A Shadow in Summer by Daniel Abraham. ★★★1/2
The city-state of Saraykeht has grown wealthy off of the cotton trade. Their court poet, Heshai, has put into words and bound an idea and spirit, Seedless, who can remove seeds from cotton with a wave of his hand. Thanks to Heshai and Seedless, no other nation can snatch away Saraykeht’s trade or dare attack for fear of what Seedless might be ordered to do.
But the merchants of Galt have developed a plan. Saraykeht can not be conquered by force as long as Heshai has control over Seedless. But what if they can make him loose control?
Central to their plans is the merchant Marchat Wilsin, head of the Galt trading house in Saraykeht. In his reluctance, he inadvertently gives a hint of what is to come to Amat, his business manager. Amat, her assistant Liat, Liat’s lover, and the poet’s apprentice become the sole hope of saving Saraykeht.
Magic Binds by Ilona Andrews. ★★★★
Magic Binds is the ninth book in the Kate Daniels series, which is perhaps my all time favorite urban fantasy series. The series starts with Magic Bites. While not the greatest beginning, the series reaches “awesome” territory by book three and has consistently stayed there. Magic Binds is no exception. I expected to enjoy the heck out of it, and I did.
If you’re new to the series, Magic Binds is not a good starting point. It relies extensively on the eight prior books of characterization and world building. I could easily see a new reader being overwhelmed. If you have any interest in urban fantasy, I would highly encourage you to go check out one of the earlier books in the series. Maybe books two or three, Magic Burns and Magic Strikes, if you want to skip over the lackluster first installment. I can promise you some of the most amazing urban fantasy world building I’ve ever encountered, plus a badass female lead who I adore. The rest of this review will contain some spoilers for the prior eight books.
The House of Shattered Wings by Aliette de Bodard. ★★★1/2
While there were elements of The House of Shattered Wings that I enjoyed, it never fully worked for me. I never felt much of a connection to any of the characters, and the plot wasn’t compelling enough to make up for that absence.
House Silverspires is on the decline. Like all of Europe’s houses, it was brought to the brink of ruin by the war. Although it survived, it is now missing it’s leader, the oldest fallen angel of all, Morningstar. Now, Silverspires is threatened by a dark and shadowy magic, and it’s members are being killed, Fallen and mortal alike.

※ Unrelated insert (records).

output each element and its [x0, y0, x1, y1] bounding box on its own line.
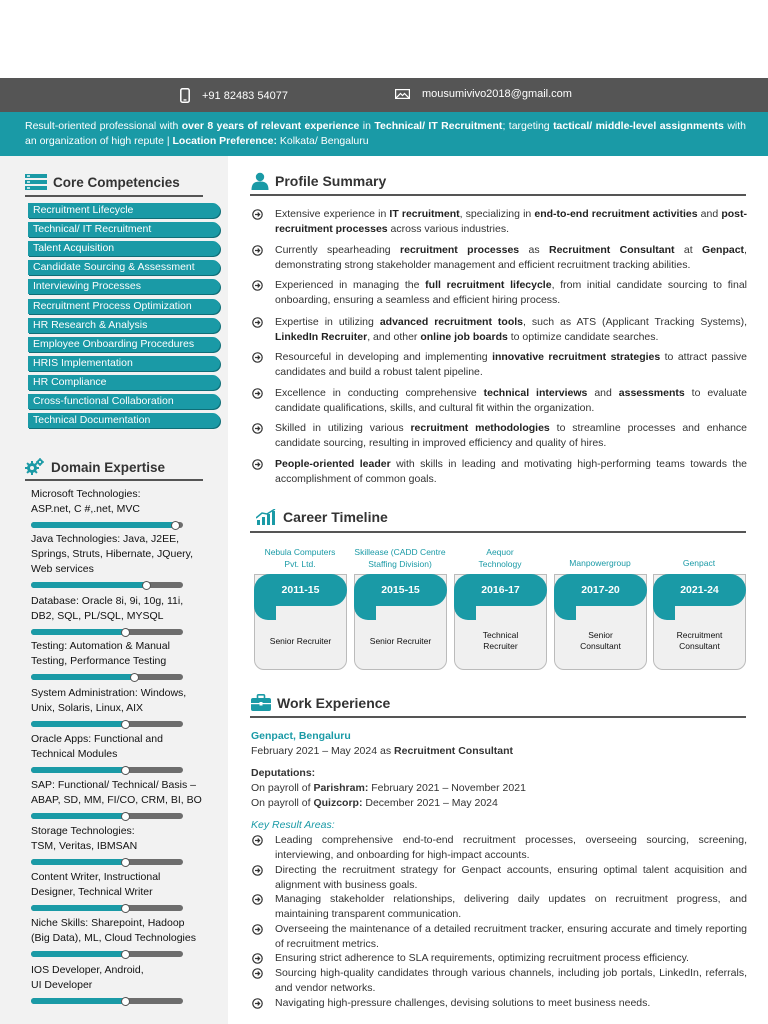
skill-level-bar: [31, 859, 183, 865]
kra-text: Managing stakeholder relationships, delivering daily updates on recruitment progress, and maintaining transparent communication.: [275, 893, 747, 920]
arrow-bullet-icon: [252, 924, 263, 935]
timeline-role: [258, 626, 343, 656]
arrow-bullet-icon: [252, 968, 263, 979]
skill-level-fill: [31, 629, 125, 635]
kra-bullet: [252, 966, 747, 996]
summary-text: , such as ATS (Applicant Tracking Systems),: [523, 316, 747, 328]
timeline-card: [653, 574, 746, 670]
headline-text: Result-oriented professional with: [25, 120, 182, 132]
emphasis-text: recruitment processes: [400, 244, 520, 256]
skill-level-bar: [31, 721, 183, 727]
email-address[interactable]: mousumivivo2018@gmail.com: [422, 88, 572, 100]
arrow-bullet-icon: [252, 835, 263, 846]
summary-bullet: [252, 421, 747, 451]
summary-text: Skilled in utilizing various: [275, 422, 411, 434]
skill-label-line: SAP: Functional/ Technical/ Basis –: [31, 779, 196, 791]
skill-label-line: Niche Skills: Sharepoint, Hadoop: [31, 917, 185, 929]
timeline-company: [550, 557, 650, 569]
skill-level-fill: [31, 767, 125, 773]
timeline-years: 2011-15: [254, 574, 347, 606]
summary-text: as: [519, 244, 549, 256]
skill-level-fill: [31, 721, 125, 727]
skill-level-knob: [142, 581, 151, 590]
timeline-company-line: Aequor: [486, 547, 514, 557]
kra-text: Directing the recruitment strategy for Genpact accounts, ensuring optimal talent acquisition and alignment with business goals.: [275, 864, 747, 891]
gears-icon: [25, 458, 45, 476]
emphasis-text: advanced recruitment tools: [379, 316, 523, 328]
company-name: Genpact, Bengaluru: [251, 730, 351, 742]
summary-text: to evaluate candidate qualifications, skills, and cultural fit within the organization.: [275, 387, 748, 414]
skill-label-line: ABAP, SD, MM, FI/CO, CRM, BI, BO: [31, 794, 202, 806]
skill-level-fill: [31, 582, 147, 588]
headline-text: ; targeting: [502, 120, 554, 132]
kra-label: Key Result Areas:: [251, 819, 335, 831]
period-text: February 2021 – May 2024 as: [251, 745, 395, 757]
headline-bold: over 8 years of relevant experience: [181, 120, 360, 132]
deputation-org: Parishram:: [313, 782, 369, 794]
emphasis-text: innovative recruitment strategies: [492, 351, 661, 363]
kra-bullet: [252, 863, 747, 893]
list-icon: [25, 174, 47, 190]
skill-level-bar: [31, 674, 183, 680]
skill-label: [31, 487, 221, 517]
skill-level-fill: [31, 813, 125, 819]
summary-text: , demonstrating strong stakeholder management and efficient recruitment tracking abilities.: [275, 244, 747, 271]
timeline-role-line: Senior Recruiter: [369, 635, 432, 646]
career-timeline-heading: [256, 509, 388, 525]
competency-item: HR Compliance: [28, 375, 220, 390]
skill-level-knob: [121, 997, 130, 1006]
deputation-prefix: On payroll of: [251, 797, 314, 809]
emphasis-text: online job boards: [420, 331, 508, 343]
timeline-card: [554, 574, 647, 670]
skill-label-line: IOS Developer, Android,: [31, 964, 144, 976]
skill-label-line: Springs, Struts, Hibernate, JQuery,: [31, 548, 194, 560]
summary-text: to streamline processes and enhance candidate sourcing, resulting in improved efficiency and quality of hires.: [275, 422, 747, 449]
timeline-role: [657, 626, 742, 656]
skill-label-line: Database: Oracle 8i, 9i, 10g, 11i,: [31, 595, 184, 607]
timeline-company-line: Nebula Computers: [264, 547, 336, 557]
summary-bullet: [252, 207, 747, 237]
divider: [25, 195, 203, 197]
kra-bullet: [252, 833, 747, 863]
skill-level-knob: [121, 812, 130, 821]
skill-level-bar: [31, 522, 183, 528]
skill-level-knob: [171, 521, 180, 530]
timeline-company-line: Manpowergroup: [569, 558, 631, 568]
summary-bullet: [252, 315, 747, 345]
emphasis-text: People-oriented leader: [275, 458, 391, 470]
summary-text: and: [697, 208, 722, 220]
competency-item: Candidate Sourcing & Assessment: [28, 260, 220, 275]
arrow-bullet-icon: [252, 865, 263, 876]
skill-label: [31, 639, 221, 669]
emphasis-text: end-to-end recruitment activities: [534, 208, 698, 220]
work-experience-heading: [251, 694, 390, 711]
arrow-bullet-icon: [252, 352, 263, 363]
skill-level-bar: [31, 629, 183, 635]
section-title: Core Competencies: [53, 174, 180, 190]
domain-expertise-heading: [25, 458, 165, 476]
user-icon: [251, 172, 269, 190]
skill-label: [31, 916, 221, 946]
kra-bullet: [252, 951, 747, 966]
skill-level-bar: [31, 582, 183, 588]
summary-text: Extensive experience in: [275, 208, 390, 220]
phone-number: +91 82483 54077: [202, 89, 288, 102]
timeline-role-line: Consultant: [580, 641, 621, 651]
timeline-company: [450, 546, 550, 570]
skill-label-line: Web services: [31, 563, 94, 575]
summary-text: , specializing in: [459, 208, 535, 220]
summary-bullet: [252, 386, 747, 416]
emphasis-text: LinkedIn Recruiter: [275, 331, 368, 343]
competency-item: Interviewing Processes: [28, 279, 220, 294]
section-title: Domain Expertise: [51, 459, 166, 475]
skill-level-fill: [31, 998, 125, 1004]
divider: [250, 716, 746, 718]
arrow-bullet-icon: [252, 280, 263, 291]
arrow-bullet-icon: [252, 317, 263, 328]
employment-period: [251, 744, 513, 759]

Luna: New Moon by Ian McDonald. ★★★
Luna: New Moon is an expansive science fiction novel set among the feuding family companies of the future moon settlement. The story focuses on the Cortas, a Brazilian family headed by Adriana Corta, who built an empire based around helium. As Adriana is dying, the family faces conflict from both inside and out.
The Edge of Worlds by Martha Wells. ★★★★
The Edge of Worlds is the fourth book in Martha Well’s amazingly inventive Raksura series, which starts with The Cloud Roads. This is a world without humans, and most of the cast are scaled shape shifters. I would suggest starting from the beginning of the series, to get better handle on the wide number of characters making an appearance in The Edge of Worlds.
The story opens with everyone in Indigo Cloud sharing a dream of the Fell attacking the court. When a sky-ship of strange groundlings arrive, looking for raksura to accompany them to an ancient city, the court realizes that this may be the key to preventing the danger foreseen by the dream.
Company Town by Madeline Ashby. ★★★1/2
Company Town‘s plot didn’t make a whole lot of sense, but I nevertheless enjoyed reading it. Hwa’s a bodyguard for a sex workers’ union on a future city built around an oil rig. The city’s being bought out by a single family owned business, and Hwa is offered a new job: guard Joel, the family’s youngest son, who has been receiving death threats from another timeline.
The Lies of Locke Lamora by Scott Lynch. ★★★★1/2
This was my second time reading Scott Lynch’s fantasy heist novel, The Lies of Locke Lamora. This time around, I was reading it as part of a group read, which was one of the first times I’ve read a book in weekly increments over the span of a month.
When Locke Lamora was a young orphan, he ended up in the hands of Father Chains – a conman who focused his energy on training up a group of orphan thieves, the Gentlemen Bastards. Years later and Locke and the Gentlemen Bastards are raking in a fortune, right under the nose of both the nobility’s secret police and the overlord of the city’s criminals. Yet everything changes when a man known as the Grey King begins battling for power within the criminal underworld.